Les Three Lions ont géré les derniers ballons et attendu le coup de sifflet final.

Harry Kane dépasse Pelé

Le deuxième but de Kane constituait sa treizième réalisation en Coupe du monde.

Le capitaine anglais dépasse ainsi Pelé dans le classement historique des buteurs de la compétition.

Ce chiffre souligne son importance dans les grandes rencontres.

Kane n’a pas seulement inscrit deux buts. Il a continué à chercher des espaces malgré le marquage serré et les nombreux arrêts de Mpasi.

Lorsque l’Angleterre semblait manquer de solutions, son capitaine a transformé deux situations en qualification.

Cette performance ne masque toutefois pas toutes les difficultés anglaises.

La défense a été surprise très tôt et le milieu a mis du temps à contrôler les transitions congolaises. Face au Mexique, l’Angleterre devra également gérer l’altitude et la pression du public de l’Azteca.

La RD Congo quitte le tournoi avec fierté

L’élimination est particulièrement cruelle pour les Léopards.

Ils ont mené pendant plus d’une heure et se trouvaient à quinze minutes d’une qualification historique.

Cipenga a marqué un but plein de maîtrise. Mpasi a réalisé une série d’arrêts remarquables et la défense a longtemps contenu les attaquants anglais.

Le choix tactique de Desabre a également porté ses fruits. La RD Congo n’a pas uniquement défendu. Elle a utilisé la largeur et créé plusieurs situations dangereuses.

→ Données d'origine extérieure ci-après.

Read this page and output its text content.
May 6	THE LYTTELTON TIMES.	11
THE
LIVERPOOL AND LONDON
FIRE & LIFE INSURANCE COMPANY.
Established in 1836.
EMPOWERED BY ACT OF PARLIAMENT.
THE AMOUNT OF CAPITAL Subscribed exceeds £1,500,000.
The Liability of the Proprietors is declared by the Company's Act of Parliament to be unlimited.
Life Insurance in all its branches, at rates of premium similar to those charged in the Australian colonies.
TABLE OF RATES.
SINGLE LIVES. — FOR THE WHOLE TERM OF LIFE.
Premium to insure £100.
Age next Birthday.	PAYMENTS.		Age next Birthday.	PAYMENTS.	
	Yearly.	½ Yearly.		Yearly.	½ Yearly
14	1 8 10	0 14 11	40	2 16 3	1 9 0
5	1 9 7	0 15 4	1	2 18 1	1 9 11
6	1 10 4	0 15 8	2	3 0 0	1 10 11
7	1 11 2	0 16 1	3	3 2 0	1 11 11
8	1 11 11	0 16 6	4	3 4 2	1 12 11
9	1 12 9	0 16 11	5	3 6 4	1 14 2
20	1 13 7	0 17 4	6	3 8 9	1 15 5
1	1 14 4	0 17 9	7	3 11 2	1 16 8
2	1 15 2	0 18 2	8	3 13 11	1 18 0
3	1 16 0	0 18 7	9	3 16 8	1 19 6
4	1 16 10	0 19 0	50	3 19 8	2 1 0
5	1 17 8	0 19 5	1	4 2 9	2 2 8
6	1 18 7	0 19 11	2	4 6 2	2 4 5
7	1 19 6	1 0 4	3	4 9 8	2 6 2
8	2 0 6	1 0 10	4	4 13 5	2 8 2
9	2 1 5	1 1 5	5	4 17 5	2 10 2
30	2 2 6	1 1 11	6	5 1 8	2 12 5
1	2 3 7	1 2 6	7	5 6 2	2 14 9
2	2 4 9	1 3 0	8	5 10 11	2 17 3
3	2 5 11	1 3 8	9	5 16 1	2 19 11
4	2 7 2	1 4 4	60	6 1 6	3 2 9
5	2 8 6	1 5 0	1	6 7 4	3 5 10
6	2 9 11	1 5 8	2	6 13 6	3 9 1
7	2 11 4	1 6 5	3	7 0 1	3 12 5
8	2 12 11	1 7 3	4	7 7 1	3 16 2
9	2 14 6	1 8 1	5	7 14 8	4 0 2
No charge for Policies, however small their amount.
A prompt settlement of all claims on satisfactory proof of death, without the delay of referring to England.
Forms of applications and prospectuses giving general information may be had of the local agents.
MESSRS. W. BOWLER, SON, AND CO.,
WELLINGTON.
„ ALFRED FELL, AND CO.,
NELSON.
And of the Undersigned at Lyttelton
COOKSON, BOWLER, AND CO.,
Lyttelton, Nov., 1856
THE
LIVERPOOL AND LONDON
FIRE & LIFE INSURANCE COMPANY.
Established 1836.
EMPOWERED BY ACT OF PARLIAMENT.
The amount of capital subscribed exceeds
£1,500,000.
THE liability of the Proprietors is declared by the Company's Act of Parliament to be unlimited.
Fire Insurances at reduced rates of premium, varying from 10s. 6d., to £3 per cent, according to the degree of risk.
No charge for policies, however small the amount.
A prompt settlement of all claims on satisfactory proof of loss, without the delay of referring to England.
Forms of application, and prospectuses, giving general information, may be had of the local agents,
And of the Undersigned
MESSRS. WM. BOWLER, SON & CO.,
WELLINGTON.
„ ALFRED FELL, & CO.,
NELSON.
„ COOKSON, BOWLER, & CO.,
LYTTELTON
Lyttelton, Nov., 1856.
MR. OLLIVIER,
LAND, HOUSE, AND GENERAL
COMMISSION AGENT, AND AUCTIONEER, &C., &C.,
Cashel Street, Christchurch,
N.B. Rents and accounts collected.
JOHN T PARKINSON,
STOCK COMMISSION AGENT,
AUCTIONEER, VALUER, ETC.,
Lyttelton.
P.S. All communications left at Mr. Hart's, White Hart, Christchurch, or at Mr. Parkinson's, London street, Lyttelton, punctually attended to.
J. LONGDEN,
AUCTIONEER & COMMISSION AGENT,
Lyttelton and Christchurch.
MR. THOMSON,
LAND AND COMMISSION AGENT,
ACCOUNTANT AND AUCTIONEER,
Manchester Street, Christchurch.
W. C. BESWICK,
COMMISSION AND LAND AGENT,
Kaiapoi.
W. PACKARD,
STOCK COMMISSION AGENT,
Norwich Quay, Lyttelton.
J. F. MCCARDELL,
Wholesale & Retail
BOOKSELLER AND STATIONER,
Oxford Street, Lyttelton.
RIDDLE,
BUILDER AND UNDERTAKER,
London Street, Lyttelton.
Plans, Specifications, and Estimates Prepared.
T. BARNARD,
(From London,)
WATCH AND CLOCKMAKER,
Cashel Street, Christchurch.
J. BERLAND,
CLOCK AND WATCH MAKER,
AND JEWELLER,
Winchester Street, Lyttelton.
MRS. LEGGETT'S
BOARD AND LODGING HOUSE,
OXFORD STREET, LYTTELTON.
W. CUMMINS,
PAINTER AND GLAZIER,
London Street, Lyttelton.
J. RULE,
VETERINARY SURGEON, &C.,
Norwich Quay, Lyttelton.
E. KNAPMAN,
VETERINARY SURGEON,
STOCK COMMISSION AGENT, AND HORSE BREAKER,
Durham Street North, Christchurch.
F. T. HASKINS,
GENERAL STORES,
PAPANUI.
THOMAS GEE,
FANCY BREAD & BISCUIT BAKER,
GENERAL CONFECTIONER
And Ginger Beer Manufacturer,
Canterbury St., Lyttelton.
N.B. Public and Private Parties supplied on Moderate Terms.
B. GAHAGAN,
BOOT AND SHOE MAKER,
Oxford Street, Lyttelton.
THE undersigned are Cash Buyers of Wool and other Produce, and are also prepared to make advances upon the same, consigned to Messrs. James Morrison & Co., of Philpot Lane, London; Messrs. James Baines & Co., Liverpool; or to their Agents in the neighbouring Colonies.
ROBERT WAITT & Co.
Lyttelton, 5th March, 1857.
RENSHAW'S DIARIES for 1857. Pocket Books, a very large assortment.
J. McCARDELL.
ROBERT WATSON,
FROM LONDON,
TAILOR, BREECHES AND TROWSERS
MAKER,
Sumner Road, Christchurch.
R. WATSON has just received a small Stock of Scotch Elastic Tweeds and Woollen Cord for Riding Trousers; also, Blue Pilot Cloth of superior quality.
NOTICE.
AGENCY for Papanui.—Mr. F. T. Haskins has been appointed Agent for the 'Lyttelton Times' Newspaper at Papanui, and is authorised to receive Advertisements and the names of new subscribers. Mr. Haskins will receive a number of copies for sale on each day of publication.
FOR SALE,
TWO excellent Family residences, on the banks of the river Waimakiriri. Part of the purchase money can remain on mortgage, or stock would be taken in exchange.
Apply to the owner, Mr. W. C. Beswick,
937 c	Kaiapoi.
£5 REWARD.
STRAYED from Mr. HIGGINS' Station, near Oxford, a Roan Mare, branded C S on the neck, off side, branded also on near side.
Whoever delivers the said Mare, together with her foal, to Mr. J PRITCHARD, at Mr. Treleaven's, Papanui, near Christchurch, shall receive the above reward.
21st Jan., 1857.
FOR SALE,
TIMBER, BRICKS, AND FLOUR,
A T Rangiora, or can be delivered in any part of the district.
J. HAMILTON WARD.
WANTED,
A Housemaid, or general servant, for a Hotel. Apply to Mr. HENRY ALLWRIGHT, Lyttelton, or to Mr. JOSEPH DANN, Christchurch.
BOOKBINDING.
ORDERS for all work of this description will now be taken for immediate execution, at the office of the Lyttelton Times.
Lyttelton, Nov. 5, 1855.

Son parcours confirme les progrès accomplis depuis sa dernière participation, en 1974, lorsque le pays évoluait encore sous le nom de Zaïre.

Cette fois, la sélection a marqué cinq buts, tenu le Portugal en échec, battu l’Ouzbékistan et inquiété l’un des favoris du tournoi.

Elle quitte la compétition sans qualification, mais avec une image largement positive.

L’Angleterre retrouvera le Mexique à l’Azteca

Les Three Lions devront rapidement tourner la page.

Le Mexique les attend en huitièmes de finale après sa victoire 2-0 contre l’Équateur.

La rencontre se déroulera à Mexico, dans un stade où l’altitude et l’ambiance représenteront deux difficultés supplémentaires.

L’Angleterre peut retenir sa capacité à ne pas abandonner. Ses joueurs ont continué à attaquer malgré les arrêts de Mpasi et la pression d’une possible élimination.

Tuchel devra néanmoins trouver davantage de fluidité.

Le Mexique possède une défense bien organisée et un public capable de pousser son équipe pendant toute la rencontre.

L’Angleterre a évité une immense surprise grâce à son capitaine. Elle sait désormais qu’un nouveau départ aussi hésitant pourrait ne pas être pardonné.